La crisi socio-economica aumenta il rischio eversione, misure cautelari per gruppi dell’ultra destra

Il particolare momento storico, caratterizzato da difficoltà socio-economiche accentua il rischio eversione. Una considerazione che, incrociata con altri elementi, ha indotto il Tribunale del riesame di Roma a respingere il ricorso, di un presunto militante dell’associazione di estrema destra Unione Forze Identitarie, contro la misura cautelare dell’obbligo di dimora. A carico dell’indagato, per i reati di istigazione all’odio razziale e partecipazione ad un’associazione eversiva, messaggi scambiati dal ricorrente con altri membri del gruppo il cui leader, aveva fissato in periodo compreso tra il 2022 e il 2023 il momento utile per rovesciare le istituzioni e instaurare un nuovo governo che avrebbe operato attraverso articolazioni territoriali.
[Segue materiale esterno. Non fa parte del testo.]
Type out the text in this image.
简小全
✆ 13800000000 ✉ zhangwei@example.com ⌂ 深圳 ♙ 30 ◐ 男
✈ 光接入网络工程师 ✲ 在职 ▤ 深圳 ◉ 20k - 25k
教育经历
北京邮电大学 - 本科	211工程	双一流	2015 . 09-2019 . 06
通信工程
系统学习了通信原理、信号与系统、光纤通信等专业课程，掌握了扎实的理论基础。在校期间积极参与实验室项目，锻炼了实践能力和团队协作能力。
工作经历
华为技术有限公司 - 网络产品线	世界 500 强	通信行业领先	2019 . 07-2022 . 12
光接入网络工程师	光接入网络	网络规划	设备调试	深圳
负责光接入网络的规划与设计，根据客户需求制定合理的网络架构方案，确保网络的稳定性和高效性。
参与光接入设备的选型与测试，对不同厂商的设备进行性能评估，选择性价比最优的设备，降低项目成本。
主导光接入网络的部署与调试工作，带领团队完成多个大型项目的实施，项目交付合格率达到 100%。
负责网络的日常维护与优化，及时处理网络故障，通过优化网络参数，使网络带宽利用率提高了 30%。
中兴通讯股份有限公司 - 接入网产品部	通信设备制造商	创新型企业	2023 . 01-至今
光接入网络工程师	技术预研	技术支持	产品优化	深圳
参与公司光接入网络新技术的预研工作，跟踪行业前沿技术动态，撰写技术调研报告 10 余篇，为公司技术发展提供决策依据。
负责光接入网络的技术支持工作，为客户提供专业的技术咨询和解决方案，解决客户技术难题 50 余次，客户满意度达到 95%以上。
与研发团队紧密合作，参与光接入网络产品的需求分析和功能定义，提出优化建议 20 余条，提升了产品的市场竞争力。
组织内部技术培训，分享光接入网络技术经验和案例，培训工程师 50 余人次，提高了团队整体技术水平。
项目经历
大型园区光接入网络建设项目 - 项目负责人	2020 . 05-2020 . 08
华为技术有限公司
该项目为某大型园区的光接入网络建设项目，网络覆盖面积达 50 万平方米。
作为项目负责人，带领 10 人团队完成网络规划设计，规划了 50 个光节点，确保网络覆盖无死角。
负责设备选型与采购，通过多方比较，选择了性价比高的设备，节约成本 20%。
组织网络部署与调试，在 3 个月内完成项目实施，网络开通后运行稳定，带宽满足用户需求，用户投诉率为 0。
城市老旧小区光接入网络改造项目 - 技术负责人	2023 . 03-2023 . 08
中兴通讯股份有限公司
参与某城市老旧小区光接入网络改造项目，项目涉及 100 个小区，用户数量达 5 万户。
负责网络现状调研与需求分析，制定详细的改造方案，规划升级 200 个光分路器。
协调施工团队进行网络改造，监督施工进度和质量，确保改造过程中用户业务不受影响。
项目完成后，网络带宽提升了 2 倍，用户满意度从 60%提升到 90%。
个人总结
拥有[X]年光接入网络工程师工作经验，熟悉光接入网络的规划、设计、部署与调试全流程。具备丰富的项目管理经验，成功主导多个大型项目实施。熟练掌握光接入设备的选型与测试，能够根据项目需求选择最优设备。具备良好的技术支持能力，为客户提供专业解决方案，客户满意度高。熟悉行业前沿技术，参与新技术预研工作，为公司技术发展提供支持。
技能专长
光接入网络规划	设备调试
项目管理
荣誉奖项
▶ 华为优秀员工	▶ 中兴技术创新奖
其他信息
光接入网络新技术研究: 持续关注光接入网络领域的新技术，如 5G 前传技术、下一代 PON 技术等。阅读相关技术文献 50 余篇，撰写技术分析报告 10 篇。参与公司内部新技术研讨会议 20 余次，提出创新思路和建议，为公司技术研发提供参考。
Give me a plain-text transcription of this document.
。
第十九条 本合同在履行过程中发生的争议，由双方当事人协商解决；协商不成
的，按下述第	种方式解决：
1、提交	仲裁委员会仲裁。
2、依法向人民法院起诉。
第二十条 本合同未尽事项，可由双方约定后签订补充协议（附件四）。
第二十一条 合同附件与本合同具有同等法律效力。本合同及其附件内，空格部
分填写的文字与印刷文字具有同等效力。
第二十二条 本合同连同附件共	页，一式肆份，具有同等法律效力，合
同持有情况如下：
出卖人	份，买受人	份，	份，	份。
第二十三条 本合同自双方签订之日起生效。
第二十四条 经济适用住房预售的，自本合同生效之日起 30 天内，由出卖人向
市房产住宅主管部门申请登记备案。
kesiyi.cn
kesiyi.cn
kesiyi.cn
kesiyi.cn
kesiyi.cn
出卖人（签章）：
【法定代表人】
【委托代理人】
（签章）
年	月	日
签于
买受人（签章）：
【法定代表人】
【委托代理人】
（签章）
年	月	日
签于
Per i giudici del riesame le misure cautelari, sebbene l’indagato non fosse un soggetto di primo piano del gruppo nazifascista, si giustificano proprio con l’esigenza di prevenire il rischio che venisse attuato il progetto eversivo, in vista del quale erano state acquisite anche delle armi.

La crisi socio-economica

Un pericolo reso più evidente anche dalla «peculiarità del momento storico, caratterizzato -avevano sottolineato i giudici – da difficoltà socio economiche». A pesare erano state anche manifestazioni di piazza degenerate in sconti e l’approssimarsi del D-day fissato dal numero uno dell’Ufi. Un’associazione caratterizzata «da vocazione ideologica di estrema destra, volta non solo ad azioni eversive – si legge nella sentenza – ma anche alla propaganda di idee xenofobe ed antisemite, oltre che all’incitamento, alla discriminazione razziale, etnica e religiosa, con particolare attivismo nella divulgazione di idee di contenuto suprematista della razza bianca, di xenofobia e negazionismo della Shoah».

L’odio razziale

Quanto all’antisemitismo il Riesame aveva individuato alcuni interventi nei quali il ricorrente esprimeva le proprie idee antisemite. Convinzioni che certo non rientrano nella libera manifestazione delle proprie opinioni ma si inquadrano nell’incitamento all’odio razziale. Una propaganda on line in grado di raggiungere un numero indeterminato di persone. Tanto basta alla Cassazione per respingere il ricorso.